Just recently the Genetic Information Nondiscrimination Act (2008) went into effect. There is the potential to use genetic information to discriminate in employment.

The Genetic Information Nondiscrimination Act (GINA) gives the nod to the fact that advances in genetics is crucial, indeed critical, to medical progress. Unfortunately, these advances held the potential to have the information misused against employees. In order to avoid this possibility, Congress passed GINA to ostensibly protect genetic information of workers and ban employment discrimination that may be based on genetic information.

What does genetic information include? Typically, it is a sign of the possible manifestation of a disease or disorder that may run in an employee’s family. Genetic testing usually takes place in clinical research or other areas that examine human RNA, DNA, proteins, chromosomes and/or metabolites which detect chromosomal changes, mutations or genotypes.

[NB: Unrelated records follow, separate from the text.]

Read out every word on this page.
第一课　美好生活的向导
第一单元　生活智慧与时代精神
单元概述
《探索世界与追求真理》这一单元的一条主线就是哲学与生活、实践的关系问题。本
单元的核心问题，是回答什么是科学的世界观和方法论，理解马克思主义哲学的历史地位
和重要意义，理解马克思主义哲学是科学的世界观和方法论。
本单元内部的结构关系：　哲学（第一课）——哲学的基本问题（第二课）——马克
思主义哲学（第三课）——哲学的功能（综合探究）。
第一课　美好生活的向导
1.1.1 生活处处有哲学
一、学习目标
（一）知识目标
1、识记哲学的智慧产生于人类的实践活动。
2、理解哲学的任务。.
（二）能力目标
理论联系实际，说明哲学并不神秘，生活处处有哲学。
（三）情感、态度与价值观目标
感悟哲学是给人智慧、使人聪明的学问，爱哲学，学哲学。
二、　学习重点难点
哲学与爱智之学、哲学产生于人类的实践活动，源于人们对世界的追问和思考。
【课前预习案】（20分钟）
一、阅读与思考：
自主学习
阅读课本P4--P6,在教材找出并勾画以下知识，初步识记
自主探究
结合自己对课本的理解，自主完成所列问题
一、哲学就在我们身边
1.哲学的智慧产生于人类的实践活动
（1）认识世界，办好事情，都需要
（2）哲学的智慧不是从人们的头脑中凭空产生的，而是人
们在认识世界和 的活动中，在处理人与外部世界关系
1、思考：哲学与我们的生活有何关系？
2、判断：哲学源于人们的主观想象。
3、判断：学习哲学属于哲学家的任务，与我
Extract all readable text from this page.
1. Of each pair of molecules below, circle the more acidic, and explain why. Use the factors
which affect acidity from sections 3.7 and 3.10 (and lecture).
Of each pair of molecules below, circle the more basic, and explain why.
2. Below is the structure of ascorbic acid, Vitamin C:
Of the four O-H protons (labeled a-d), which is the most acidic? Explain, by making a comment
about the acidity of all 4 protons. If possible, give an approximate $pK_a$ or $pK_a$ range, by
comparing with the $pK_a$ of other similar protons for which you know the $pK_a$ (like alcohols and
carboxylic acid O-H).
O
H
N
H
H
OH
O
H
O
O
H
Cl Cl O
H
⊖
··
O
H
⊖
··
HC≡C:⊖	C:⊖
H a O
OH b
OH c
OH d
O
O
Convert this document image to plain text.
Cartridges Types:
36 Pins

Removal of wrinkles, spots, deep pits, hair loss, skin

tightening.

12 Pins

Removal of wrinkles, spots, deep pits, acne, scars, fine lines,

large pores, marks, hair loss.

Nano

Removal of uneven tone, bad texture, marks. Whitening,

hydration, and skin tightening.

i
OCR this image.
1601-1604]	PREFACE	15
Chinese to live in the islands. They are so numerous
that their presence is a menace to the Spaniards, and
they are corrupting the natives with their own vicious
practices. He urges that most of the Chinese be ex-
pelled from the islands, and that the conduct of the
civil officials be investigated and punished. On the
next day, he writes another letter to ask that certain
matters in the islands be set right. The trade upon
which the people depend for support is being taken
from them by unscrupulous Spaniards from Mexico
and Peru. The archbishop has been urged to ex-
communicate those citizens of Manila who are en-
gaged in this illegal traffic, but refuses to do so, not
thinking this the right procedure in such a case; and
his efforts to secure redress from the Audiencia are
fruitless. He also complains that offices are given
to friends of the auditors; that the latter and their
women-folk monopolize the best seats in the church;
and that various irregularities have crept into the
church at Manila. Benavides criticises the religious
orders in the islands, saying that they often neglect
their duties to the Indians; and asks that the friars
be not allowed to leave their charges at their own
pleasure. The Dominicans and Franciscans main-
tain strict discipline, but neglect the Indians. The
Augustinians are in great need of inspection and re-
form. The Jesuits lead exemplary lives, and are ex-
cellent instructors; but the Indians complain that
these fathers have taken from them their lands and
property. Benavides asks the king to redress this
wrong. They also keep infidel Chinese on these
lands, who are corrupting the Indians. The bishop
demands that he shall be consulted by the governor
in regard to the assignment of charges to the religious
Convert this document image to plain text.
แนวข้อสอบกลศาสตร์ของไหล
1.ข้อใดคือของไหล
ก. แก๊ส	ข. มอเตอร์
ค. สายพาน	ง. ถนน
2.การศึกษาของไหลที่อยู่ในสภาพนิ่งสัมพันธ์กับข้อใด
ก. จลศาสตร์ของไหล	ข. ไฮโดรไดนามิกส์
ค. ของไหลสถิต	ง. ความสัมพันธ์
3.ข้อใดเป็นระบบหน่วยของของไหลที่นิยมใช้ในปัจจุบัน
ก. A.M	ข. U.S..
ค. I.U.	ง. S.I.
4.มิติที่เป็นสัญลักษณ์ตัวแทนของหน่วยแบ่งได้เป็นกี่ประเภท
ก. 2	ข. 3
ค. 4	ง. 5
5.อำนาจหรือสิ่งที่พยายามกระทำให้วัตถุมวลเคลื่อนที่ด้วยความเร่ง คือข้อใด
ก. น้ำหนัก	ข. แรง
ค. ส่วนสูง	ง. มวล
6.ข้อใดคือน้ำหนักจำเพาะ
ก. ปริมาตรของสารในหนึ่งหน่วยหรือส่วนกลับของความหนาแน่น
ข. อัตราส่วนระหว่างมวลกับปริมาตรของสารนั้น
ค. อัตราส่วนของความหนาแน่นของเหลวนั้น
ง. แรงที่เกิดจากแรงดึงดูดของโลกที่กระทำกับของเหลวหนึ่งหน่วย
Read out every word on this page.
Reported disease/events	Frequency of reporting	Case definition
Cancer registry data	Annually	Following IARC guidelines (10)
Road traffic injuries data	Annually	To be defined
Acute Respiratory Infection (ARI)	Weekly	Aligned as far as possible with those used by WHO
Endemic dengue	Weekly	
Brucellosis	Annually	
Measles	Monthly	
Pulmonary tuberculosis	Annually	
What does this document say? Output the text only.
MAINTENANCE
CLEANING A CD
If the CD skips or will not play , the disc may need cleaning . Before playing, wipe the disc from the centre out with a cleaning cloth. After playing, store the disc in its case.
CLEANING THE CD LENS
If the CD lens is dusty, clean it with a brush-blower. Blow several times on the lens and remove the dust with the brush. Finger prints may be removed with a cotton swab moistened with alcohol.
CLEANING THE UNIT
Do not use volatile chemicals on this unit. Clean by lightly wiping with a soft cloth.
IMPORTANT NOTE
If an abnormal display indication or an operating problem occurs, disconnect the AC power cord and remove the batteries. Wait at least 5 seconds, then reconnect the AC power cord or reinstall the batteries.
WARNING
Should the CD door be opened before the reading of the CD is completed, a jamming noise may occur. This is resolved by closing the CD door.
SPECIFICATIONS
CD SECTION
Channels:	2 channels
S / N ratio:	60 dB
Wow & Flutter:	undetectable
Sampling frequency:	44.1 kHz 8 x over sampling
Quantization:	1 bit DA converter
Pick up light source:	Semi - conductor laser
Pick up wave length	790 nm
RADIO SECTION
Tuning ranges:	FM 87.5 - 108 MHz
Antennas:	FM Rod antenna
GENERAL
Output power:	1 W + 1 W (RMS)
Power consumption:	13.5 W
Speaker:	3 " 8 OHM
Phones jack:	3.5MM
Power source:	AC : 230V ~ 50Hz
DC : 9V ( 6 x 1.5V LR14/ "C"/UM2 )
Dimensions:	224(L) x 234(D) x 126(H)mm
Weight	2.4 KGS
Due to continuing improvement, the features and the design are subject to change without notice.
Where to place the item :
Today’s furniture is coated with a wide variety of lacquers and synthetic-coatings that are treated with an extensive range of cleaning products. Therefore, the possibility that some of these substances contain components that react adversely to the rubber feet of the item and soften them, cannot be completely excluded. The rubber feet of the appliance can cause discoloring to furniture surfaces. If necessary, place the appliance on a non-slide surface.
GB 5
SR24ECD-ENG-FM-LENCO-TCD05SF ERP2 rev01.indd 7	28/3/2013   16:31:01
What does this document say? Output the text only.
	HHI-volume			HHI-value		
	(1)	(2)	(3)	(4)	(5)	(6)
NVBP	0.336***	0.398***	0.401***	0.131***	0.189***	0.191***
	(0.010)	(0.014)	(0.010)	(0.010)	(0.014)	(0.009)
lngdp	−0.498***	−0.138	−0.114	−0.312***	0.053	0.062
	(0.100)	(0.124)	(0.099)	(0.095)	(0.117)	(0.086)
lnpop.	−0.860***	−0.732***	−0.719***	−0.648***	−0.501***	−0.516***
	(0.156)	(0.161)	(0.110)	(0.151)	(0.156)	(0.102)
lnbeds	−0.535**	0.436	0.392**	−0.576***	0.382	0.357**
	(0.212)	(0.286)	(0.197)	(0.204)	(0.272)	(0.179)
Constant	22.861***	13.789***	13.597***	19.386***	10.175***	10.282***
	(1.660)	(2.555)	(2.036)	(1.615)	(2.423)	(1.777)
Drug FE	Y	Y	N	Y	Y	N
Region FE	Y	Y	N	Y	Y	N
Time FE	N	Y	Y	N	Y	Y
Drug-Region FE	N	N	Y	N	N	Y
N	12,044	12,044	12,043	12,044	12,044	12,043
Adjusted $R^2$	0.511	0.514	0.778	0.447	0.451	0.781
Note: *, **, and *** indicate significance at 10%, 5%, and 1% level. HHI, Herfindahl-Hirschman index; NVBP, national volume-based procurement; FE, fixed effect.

Just to avoid some confusion here, according to the Act, it is against the law for employers to fire, not hire or discriminate in other ways against a worker. This would apply to circumstances dealing with pay and the conditions and terms or privileges of their employment based on genetic information. It is also against the law for employers to refuse workers opportunities or use genetic information against them to affect their employment status.

It would seem logical that GINA would also make it illegal for an employer to ask or demand genetic information from an employee or their families. There are, however, some exceptions to the rules, and this is certainly an area you will want to speak to an experienced attorney about if you find yourself in the position of having been requested to provide genetic information.

The exception to the rules come into play when an employer – by accident – asks or requires a family medical history; when a company offers health or genetic services as a component of a wellness program and worker’s provide their written consent; when an employer asks for or requires a family medical history from workers under the FMLA; where the company buys material publically available that includes a worker’s family medical records; and where the genetic information is used for monitoring biological effects of toxic substances in the workplace.

It may seem like there are just too many exceptions that an employer could use to get the prohibited information and if that is the case, then what was the point of the Act in the first place? Fair question and a valid one too. This Act does address this by saying that even if the employer gets genetic information under an exception, they are still prohibited from using it against a worker for any reason.

While there are other safeguards built into this Act that are intended to protect workers whose employers to happen to get their genetic information, it still raises questions about violation of secrecy and privacy. If the employee happens to be dead set against that kind of information being at the hands of their employer and they say so, the company may not retaliate against them.

As you can see, this is a new area and largely untried and untested in the legal arena. It will be interesting to see how the rules are interpreted, if a case that’s filed under a breach of the provisions of this Act makes it to court.